- Wonderland Homes Location within South Dakota Wonderland Homes Location within the United States
- Coordinates: 44°12′9″N 103°20′34″W﻿ / ﻿44.20250°N 103.34278°W
- Country: United States
- State: South Dakota
- County: Meade

Area
- • Total: 0.24 sq mi (0.62 km^{2})
- • Land: 0.24 sq mi (0.61 km^{2})
- • Water: 0 sq mi (0.00 km^{2})
- Elevation: 3,609 ft (1,100 m)

Population (2020)
- • Total: 718
- • Density: 3,033/sq mi (1,170.9/km^{2})
- Time zone: UTC-7 (Mountain (MST))
- • Summer (DST): UTC-6 (MDT)
- ZIP Code: 57718 (Summerset)
- Area code: 605
- FIPS code: 46-72590
- GNIS feature ID: 2807116

= Wonderland Homes, South Dakota =

Wonderland Homes is an unincorporated, developed "neighborhood" community in Meade County, South Dakota, United States, consisting of numerous homes in subdivisional layout and several small businesses. Its origins are unknown, as is its relationship to other places or real estate development businesses called "Wonderland Homes". It is in the southwest part of Meade county, on the eastern edge of the Black Hills. It is bordered to the southwest by the town of Summerset and to the north by the town of Piedmont, to which towns it is sometimes connected as might be a subdivision. Exit 48 on Interstate 90 is 0.5 mi to the west; I-90 leads northwest 17 mi to Sturgis, the county seat, and southeast 11 mi to Rapid City.
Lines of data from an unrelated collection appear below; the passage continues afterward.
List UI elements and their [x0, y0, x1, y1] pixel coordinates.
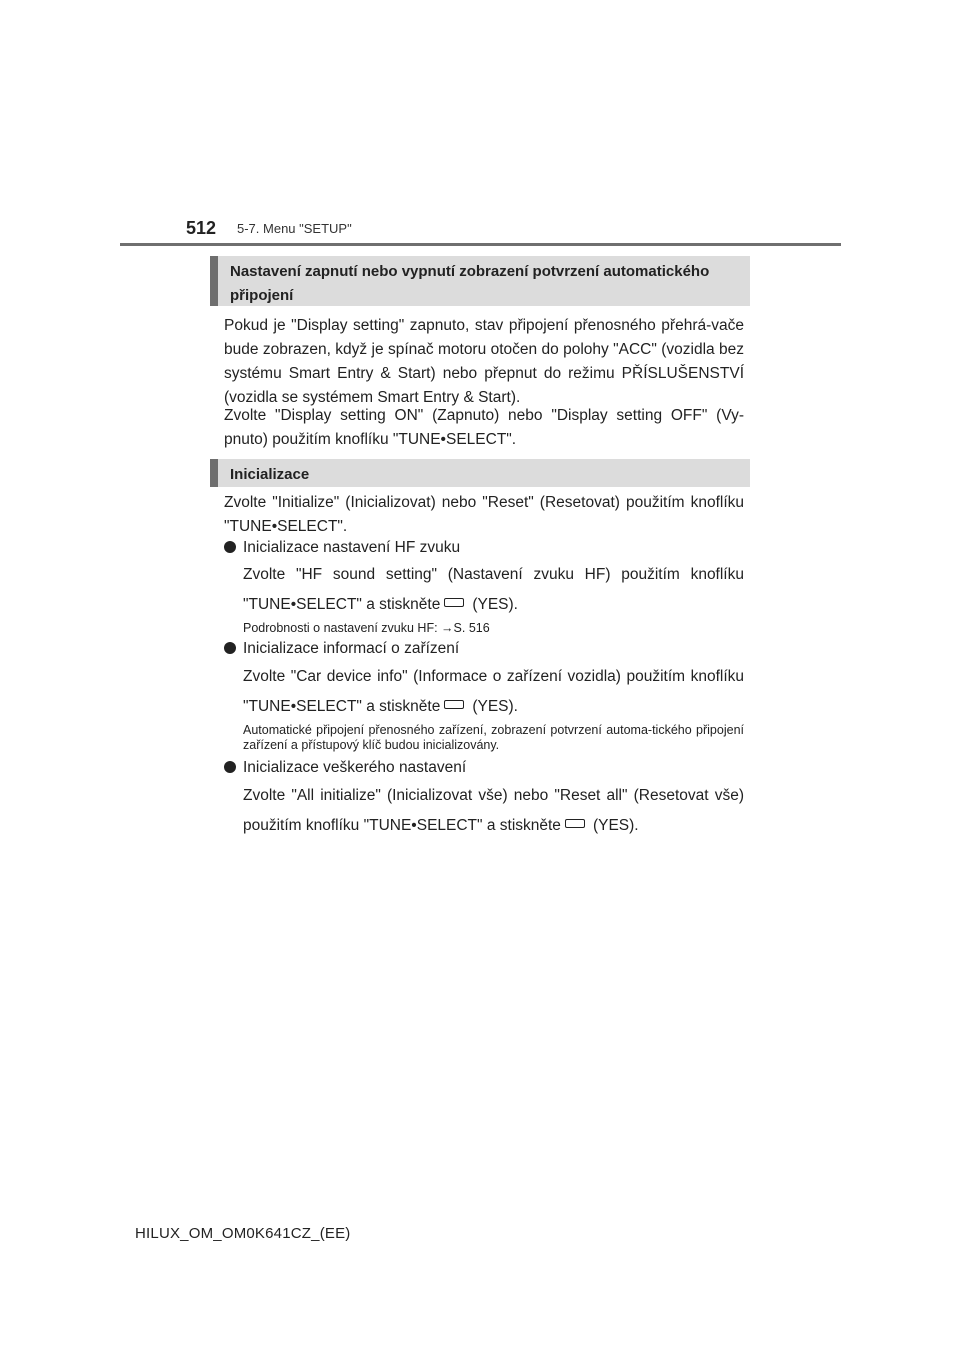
subheading-initialize: Inicializace	[210, 459, 750, 487]
instruction-suffix: (YES).	[472, 698, 518, 715]
bullet-heading: Inicializace veškerého nastavení	[243, 759, 467, 776]
note-hf-sound	[243, 621, 744, 636]
bullet-icon	[224, 761, 236, 773]
paragraph-device-info	[243, 662, 744, 722]
instruction-text: Zvolte "HF sound setting" (Nastavení zvuku HF) použitím knoflíku "TUNE•SELECT" a stiskněte	[243, 566, 744, 613]
page-reference-link[interactable]: S. 516	[453, 621, 490, 635]
paragraph-hf-sound	[243, 560, 744, 620]
instruction-text: Zvolte "Car device info" (Informace o zařízení vozidla) použitím knoflíku "TUNE•SELECT" a stiskněte	[243, 668, 744, 715]
instruction-text: Zvolte "All initialize" (Inicializovat vše) nebo "Reset all" (Resetovat vše) použitím knoflíku "TUNE•SELECT" a stiskněte	[243, 787, 744, 834]
document-code: HILUX_OM_OM0K641CZ_(EE)	[135, 1225, 351, 1242]
instruction-suffix: (YES).	[592, 817, 639, 834]
paragraph-initialize-intro: Zvolte "Initialize" (Inicializovat) nebo "Reset" (Resetovat) použitím knoflíku "TUNE•SELECT".	[224, 494, 744, 535]
bullet-icon	[224, 541, 236, 553]
bullet-icon	[224, 642, 236, 654]
yes-button-icon	[444, 598, 464, 607]
bullet-item-hf-sound	[224, 537, 744, 559]
yes-button-icon	[444, 700, 464, 709]
paragraph-select-display: Zvolte "Display setting ON" (Zapnuto) nebo "Display setting OFF" (Vy-pnuto) použitím knoflíku "TUNE•SELECT".	[224, 407, 744, 448]
section-title: 5-7. Menu "SETUP"	[237, 221, 352, 236]
note-text: Podrobnosti o nastavení zvuku HF:	[243, 621, 442, 635]
bullet-item-all-settings	[224, 757, 744, 779]
bullet-heading: Inicializace informací o zařízení	[243, 640, 460, 657]
paragraph-display-setting: Pokud je "Display setting" zapnuto, stav připojení přenosného přehrá-vače bude zobrazen, když je spínač motoru otočen do polohy "ACC" (vozidla bez systému Smart Entry & Start) nebo přepnut do režimu PŘÍSLUŠENSTVÍ (vozidla se systémem Smart Entry & Start).	[224, 317, 744, 406]
note-device-info: Automatické připojení přenosného zařízení, zobrazení potvrzení automa-tického připojení zařízení a přístupový klíč budou inicializovány.	[243, 723, 744, 752]
paragraph-all-settings	[243, 781, 744, 841]
arrow-right-icon: →	[441, 621, 454, 635]
page-number: 512	[186, 218, 217, 238]
subheading-auto-connect: Nastavení zapnutí nebo vypnutí zobrazení potvrzení automatického připojení	[210, 256, 750, 306]
bullet-item-device-info	[224, 638, 744, 660]
header-divider	[120, 243, 841, 246]
bullet-heading: Inicializace nastavení HF zvuku	[243, 539, 461, 556]
instruction-suffix: (YES).	[472, 596, 518, 613]
yes-button-icon	[565, 819, 585, 828]
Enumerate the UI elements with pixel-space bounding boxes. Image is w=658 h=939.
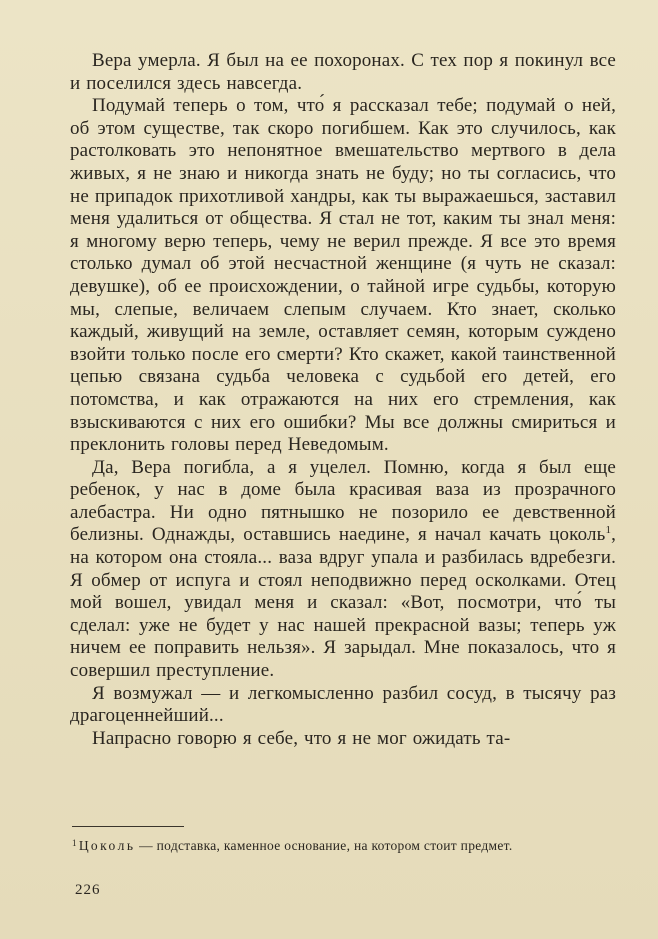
paragraph-2: Подумай теперь о том, что́ я рассказал тебе; подумай о ней, об этом существе, так скоро погибшем. Как это случилось, как растолковать это непонятное вмешательство мертвого в дела живых, я не знаю и никогда знать не буду; но ты согласись, что не припадок прихотливой хандры, как ты выражаешься, заставил меня удалиться от общества. Я стал не тот, каким ты знал меня: я многому верю теперь, чему не верил прежде. Я все это время столько думал об этой несчастной женщине (я чуть не сказал: девушке), об ее происхождении, о тайной игре судьбы, которую мы, слепые, величаем слепым случаем. Кто знает, сколько каждый, живущий на земле, оставляет семян, которым суждено взойти только после его смерти? Кто скажет, какой таинственной цепью связана судьба человека с судьбой его детей, его потомства, и как отражаются на них его стремления, как взыскиваются с них его ошибки? Мы все должны смириться и преклонить головы перед Неведомым.	[70, 95, 616, 456]
paragraph-5: Напрасно говорю я себе, что я не мог ожидать та-	[92, 727, 511, 749]
footnote-number: 1	[72, 838, 77, 848]
footnote-definition: — подставка, каменное основание, на котором стоит предмет.	[135, 838, 513, 853]
paragraph-3-part-2: , на котором она стояла... ваза вдруг упала и разбилась вдребезги. Я обмер от испуга и стоял неподвижно перед осколками. Отец мой вошел, увидал меня и сказал: «Вот, посмотри, что́ ты сделал: уже не будет у нас нашей прекрасной вазы; теперь уж ничем ее поправить нельзя». Я зарыдал. Мне показалось, что я совершил преступление.	[70, 524, 616, 682]
paragraph-3-part-1: Да, Вера погибла, а я уцелел. Помню, когда я был еще ребенок, у нас в доме была красивая ваза из прозрачного алебастра. Ни одно пятнышко не позорило ее девственной белизны. Однажды, оставшись наедине, я начал качать цоколь	[70, 456, 616, 546]
footnote	[72, 834, 618, 855]
main-text	[70, 50, 616, 750]
page-number: 226	[75, 882, 101, 898]
paragraph-3	[70, 457, 616, 683]
footnote-term: Цоколь	[78, 838, 136, 853]
paragraph-1: Вера умерла. Я был на ее похоронах. С тех пор я покинул все и поселился здесь навсегда.	[70, 50, 616, 94]
footnote-divider	[72, 826, 184, 827]
paragraph-4: Я возмужал — и легкомысленно разбил сосуд, в тысячу раз драгоценнейший...	[70, 682, 616, 727]
footnote-marker: 1	[605, 524, 612, 537]
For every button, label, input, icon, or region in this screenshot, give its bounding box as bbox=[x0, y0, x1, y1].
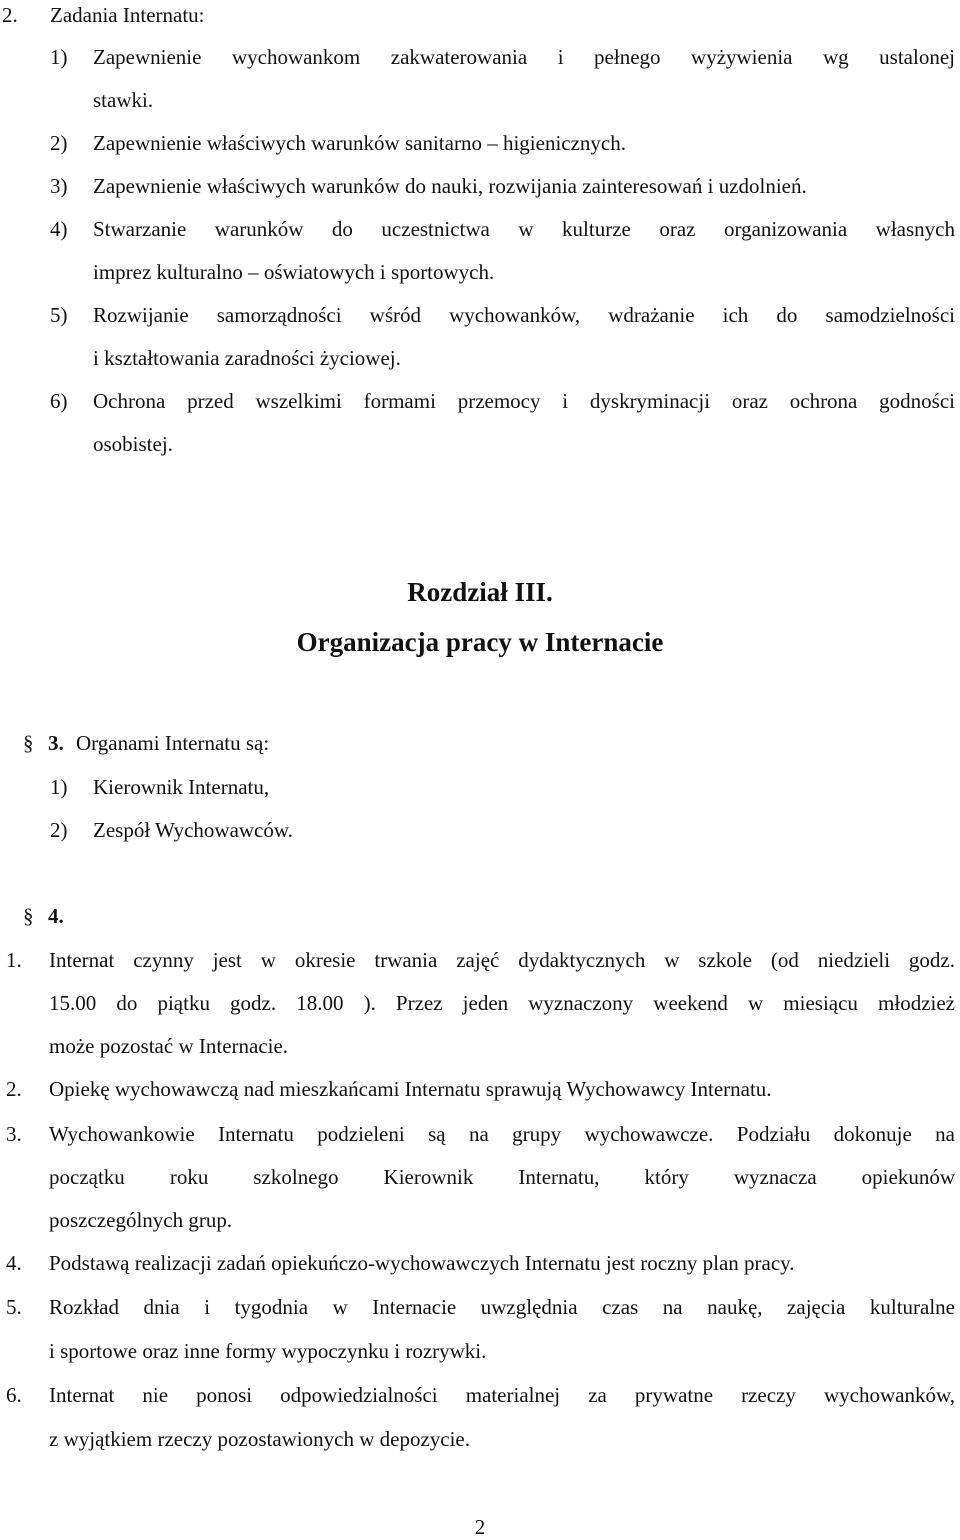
list-item-number: 4) bbox=[50, 217, 68, 241]
list-item-number: 6) bbox=[50, 389, 68, 413]
paragraph-number: 3. bbox=[48, 731, 64, 755]
list-item-text: poszczególnych grup. bbox=[49, 1208, 233, 1232]
list-item-text: Rozwijanie samorządności wśród wychowanków, wdrażanie ich do samodzielności bbox=[93, 303, 955, 327]
section-title: Zadania Internatu: bbox=[50, 3, 205, 27]
list-item-number: 5. bbox=[6, 1295, 22, 1319]
section-number: 2. bbox=[2, 3, 18, 27]
list-item-text: Zespół Wychowawców. bbox=[93, 818, 293, 842]
list-item-number: 1) bbox=[50, 775, 68, 799]
list-item-text: może pozostać w Internacie. bbox=[49, 1034, 289, 1058]
chapter-subtitle: Organizacja pracy w Internacie bbox=[296, 627, 664, 657]
list-item-text: Zapewnienie właściwych warunków sanitarno – higienicznych. bbox=[93, 131, 626, 155]
list-item-text: Zapewnienie właściwych warunków do nauki, rozwijania zainteresowań i uzdolnień. bbox=[93, 174, 807, 198]
list-item-number: 2) bbox=[50, 818, 68, 842]
paragraph-sign: § bbox=[23, 904, 34, 928]
list-item-text: i kształtowania zaradności życiowej. bbox=[93, 346, 401, 370]
list-item-number: 2) bbox=[50, 131, 68, 155]
paragraph-intro: Organami Internatu są: bbox=[76, 731, 270, 755]
list-item-text: i sportowe oraz inne formy wypoczynku i rozrywki. bbox=[49, 1339, 487, 1363]
list-item-text: Ochrona przed wszelkimi formami przemocy i dyskryminacji oraz ochrona godności bbox=[93, 389, 955, 413]
list-item-number: 4. bbox=[6, 1251, 22, 1275]
list-item-number: 1) bbox=[50, 45, 68, 69]
list-item-text: z wyjątkiem rzeczy pozostawionych w depozycie. bbox=[49, 1427, 470, 1451]
list-item-number: 3) bbox=[50, 174, 68, 198]
list-item-number: 5) bbox=[50, 303, 68, 327]
paragraph-sign: § bbox=[23, 731, 34, 755]
list-item-text: Internat czynny jest w okresie trwania zajęć dydaktycznych w szkole (od niedzieli godz. bbox=[49, 948, 955, 972]
list-item-text: Opiekę wychowawczą nad mieszkańcami Internatu sprawują Wychowawcy Internatu. bbox=[49, 1077, 772, 1101]
list-item-number: 6. bbox=[6, 1383, 22, 1407]
list-item-text: Zapewnienie wychowankom zakwaterowania i pełnego wyżywienia wg ustalonej bbox=[93, 45, 955, 69]
list-item-text: Stwarzanie warunków do uczestnictwa w kulturze oraz organizowania własnych bbox=[93, 217, 955, 241]
chapter-title: Rozdział III. bbox=[407, 577, 553, 607]
page-number: 2 bbox=[474, 1515, 486, 1539]
paragraph-number: 4. bbox=[48, 904, 64, 928]
list-item-text: Kierownik Internatu, bbox=[93, 775, 270, 799]
list-item-text: początku roku szkolnego Kierownik Internatu, który wyznacza opiekunów bbox=[49, 1165, 955, 1189]
list-item-text: Rozkład dnia i tygodnia w Internacie uwzględnia czas na naukę, zajęcia kulturalne bbox=[49, 1295, 955, 1319]
list-item-number: 3. bbox=[6, 1122, 22, 1146]
list-item-text: Internat nie ponosi odpowiedzialności materialnej za prywatne rzeczy wychowanków, bbox=[49, 1383, 955, 1407]
list-item-text: Podstawą realizacji zadań opiekuńczo-wychowawczych Internatu jest roczny plan pracy. bbox=[49, 1251, 795, 1275]
list-item-text: Wychowankowie Internatu podzieleni są na grupy wychowawcze. Podziału dokonuje na bbox=[49, 1122, 955, 1146]
list-item-text: osobistej. bbox=[93, 432, 173, 456]
list-item-text: imprez kulturalno – oświatowych i sportowych. bbox=[93, 260, 495, 284]
list-item-number: 2. bbox=[6, 1077, 22, 1101]
list-item-text: stawki. bbox=[93, 88, 154, 112]
list-item-number: 1. bbox=[6, 948, 22, 972]
list-item-text: 15.00 do piątku godz. 18.00 ). Przez jeden wyznaczony weekend w miesiącu młodzież bbox=[49, 991, 955, 1015]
The United States Census Bureau utilizes the neighborhood called Wonderland Homes as a census-designated place (CDP) for statistics-keeping purposes, not assigning it to any adjacent organized community. It was first listed as a CDP prior to the 2020 census. The population of the CDP was 718 at the 2020 census.

==CDP-limited Demographics==

Historical population
| Census | Pop. | Note | %± |
| 2020 | 718 |  | — |
U.S. Decennial Census

==Education==
It is in Meade School District 46-1.